A leggere le statistiche non sembrerebbe. Siamo sopra la media Ocse.
“L’Ocse è un’organizzazione serissima e non voglio certo mettere in dubbio i suoi dati. Però, per esempio, nella nostra fabbrica in Canton Ticino si lavora circa 200 ore di più. Inoltre, noi abbiamo formalmente un orario di otto ore, però poi bisogna sottrarre mezz’ora per pausa mensa, altri 10, 15, forse 20 minuti per le cosiddette “soste fisiologiche” e aggiungere l’assenteismo. Io non so come l’Ocse ha contato queste ore, ma sospetto che abbia consideranto l’orario formale, non credo che siano andati a verificare i tempi effettivi delle varie aziende di tutti i paesi. Quindi ci potrebbe essere qualche differenza rispetto alle ore di lavoro reali”.
Ma la pipì la faranno anche i dipendenti degli altri paesi, no?
“Certamente.

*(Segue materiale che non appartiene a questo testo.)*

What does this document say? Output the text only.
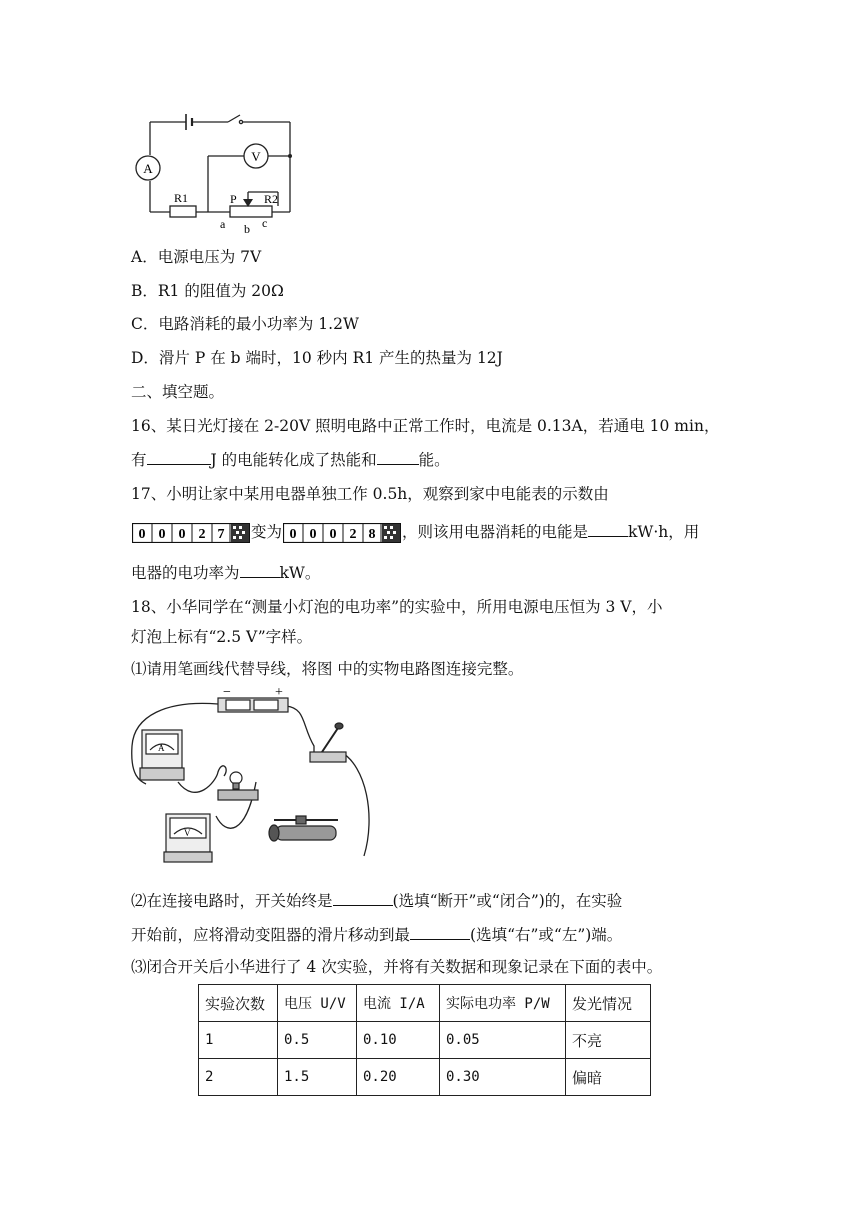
A
V
R1	P R2
a b c
A．电源电压为 7V
B．R1 的阻值为 20Ω
C．电路消耗的最小功率为 1.2W
D．滑片 P 在 b 端时，10 秒内 R1 产生的热量为 12J
二、填空题。
16、某日光灯接在 2-20V 照明电路中正常工作时，电流是 0.13A，若通电 10 min，
有	J 的电能转化成了热能和	能。
17、小明让家中某用电器单独工作 0.5h，观察到家中电能表的示数由
0 0 0 2 7 变为 0 0 0 2 8 ，则该用电器消耗的电能是	kW·h，用
电器的电功率为	kW。
18、小华同学在“测量小灯泡的电功率”的实验中，所用电源电压恒为 3 V，小
灯泡上标有“2.5 V”字样。
⑴请用笔画线代替导线，将图 中的实物电路图连接完整。
−	+
A
V
⑵在连接电路时，开关始终是	(选填“断开”或“闭合”)的，在实验
开始前，应将滑动变阻器的滑片移动到最	(选填“右”或“左”)端。
⑶闭合开关后小华进行了 4 次实验，并将有关数据和现象记录在下面的表中。
实验次数	电压 U/V	电流 I/A	实际电功率 P/W	发光情况
1	0.5	0.10	0.05	不亮
2	1.5	0.20	0.30	偏暗
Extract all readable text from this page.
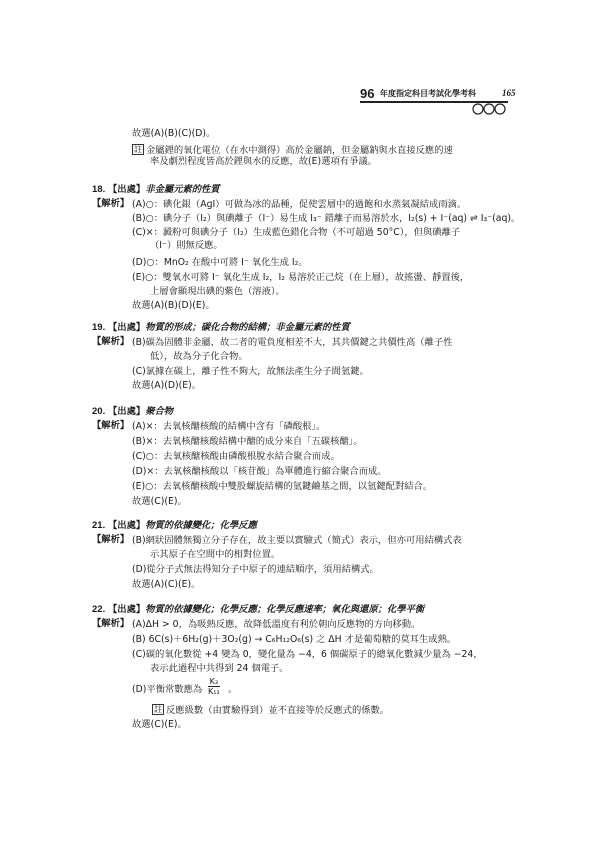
96 年度指定科目考試化學考科	165
18. 【出處】非金屬元素的性質
【解析】
19. 【出處】物質的形成；碳化合物的結構；非金屬元素的性質
【解析】
20. 【出處】聚合物
【解析】
21. 【出處】物質的依據變化；化學反應
【解析】
22. 【出處】物質的依據變化；化學反應；化學反應速率；氧化與還原；化學平衡
【解析】
故選(A)(B)(C)(D)。
註 金屬鋰的氧化電位（在水中測得）高於金屬鈉，但金屬鈉與水直接反應的速
率及劇烈程度皆高於鋰與水的反應，故(E)選項有爭議。
(A)○：碘化銀（AgI）可做為冰的晶種，促使雲層中的過飽和水蒸氣凝結成雨滴。
(B)○：碘分子（I₂）與碘離子（I⁻）易生成 I₃⁻ 錯離子而易溶於水，I₂(s) + I⁻(aq) ⇌ I₃⁻(aq)。
(C)×：澱粉可與碘分子（I₂）生成藍色錯化合物（不可超過 50°C），但與碘離子
（I⁻）則無反應。
(D)○：MnO₂ 在酸中可將 I⁻ 氧化生成 I₂。
(E)○：雙氧水可將 I⁻ 氧化生成 I₂，I₂ 易溶於正己烷（在上層），故搖盪、靜置後，
上層會顯現出碘的紫色（溶液）。
故選(A)(B)(D)(E)。
(B)碳為固體非金屬，故二者的電負度相差不大，其共價鍵之共價性高（離子性
低），故為分子化合物。
(C)氯據在碳上，離子性不夠大，故無法產生分子間氫鍵。
故選(A)(D)(E)。
(A)×：去氧核醣核酸的結構中含有「磷酸根」。
(B)×：去氧核醣核酸結構中醣的成分來自「五碳核醣」。
(C)○：去氧核醣核酸由磷酸根脫水結合聚合而成。
(D)×：去氧核醣核酸以「核苷酸」為單體進行縮合聚合而成。
(E)○：去氧核醣核酸中雙股螺旋結構的氫鍵鹼基之間，以氫鍵配對結合。
故選(C)(E)。
(B)網狀固體無獨立分子存在，故主要以實驗式（簡式）表示，但亦可用結構式表
示其原子在空間中的相對位置。
(D)從分子式無法得知分子中原子的連結順序，須用結構式。
故選(A)(C)(E)。
(A)ΔH > 0，為吸熱反應，故降低溫度有利於朝向反應物的方向移動。
(B) 6C(s)＋6H₂(g)＋3O₂(g) → C₆H₁₂O₆(s) 之 ΔH 才是葡萄糖的莫耳生成熱。
(C)碳的氧化數從 +4 變為 0，變化量為 −4，6 個碳原子的總氧化數減少量為 −24，
表示此過程中共得到 24 個電子。
(D)平衡常數應為
註 反應級數（由實驗得到）並不直接等於反應式的係數。
故選(C)(E)。
$\frac{\text{K₃}}{\text{K₁₂}}$ 。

Ma, tanto per fare un altro esempio, in Austria la mezz’ora della mensa è fuori dalle otto ore di lavoro. Sarebbe interessante vedere dei dati che considerino tutte queste variabili. Però, ripeto: questo è certamente uno dei fattori che entrano in giuoco, ma non mi sembra quello principale. Sarebbe riduttivo concentrarsi solo su questo”.
E quali sono quelli più importanti?
“Noi prendiamo sempre come punto di riferimento la Germania: lì hanno investito, hanno processi produttivi mediamente più avanzati. Una volta i nostri prodotti, alla porta dello stabilimento (cioè senza considerare tutti i problemi esterni) erano competitivi, ma temo che ormai non sia più così. E poi lì 1.000 aziende fanno l’85% dell’export, da noi per arrivare a quella quota ne servono 4.000. Questo significa anche che per le nostre industrie è fondamentale la domanda interna. Non dico per noi, la Fiamm per i tre quarti fattura all’estero. Ma per la maggior parte delle imprese è indispensabile e urgente qualche stimolo alla notra economia. Magari attraverso la pressione fiscale, che da noi è più alta: bisogna ridurla sul lavoro e sulle aziende”.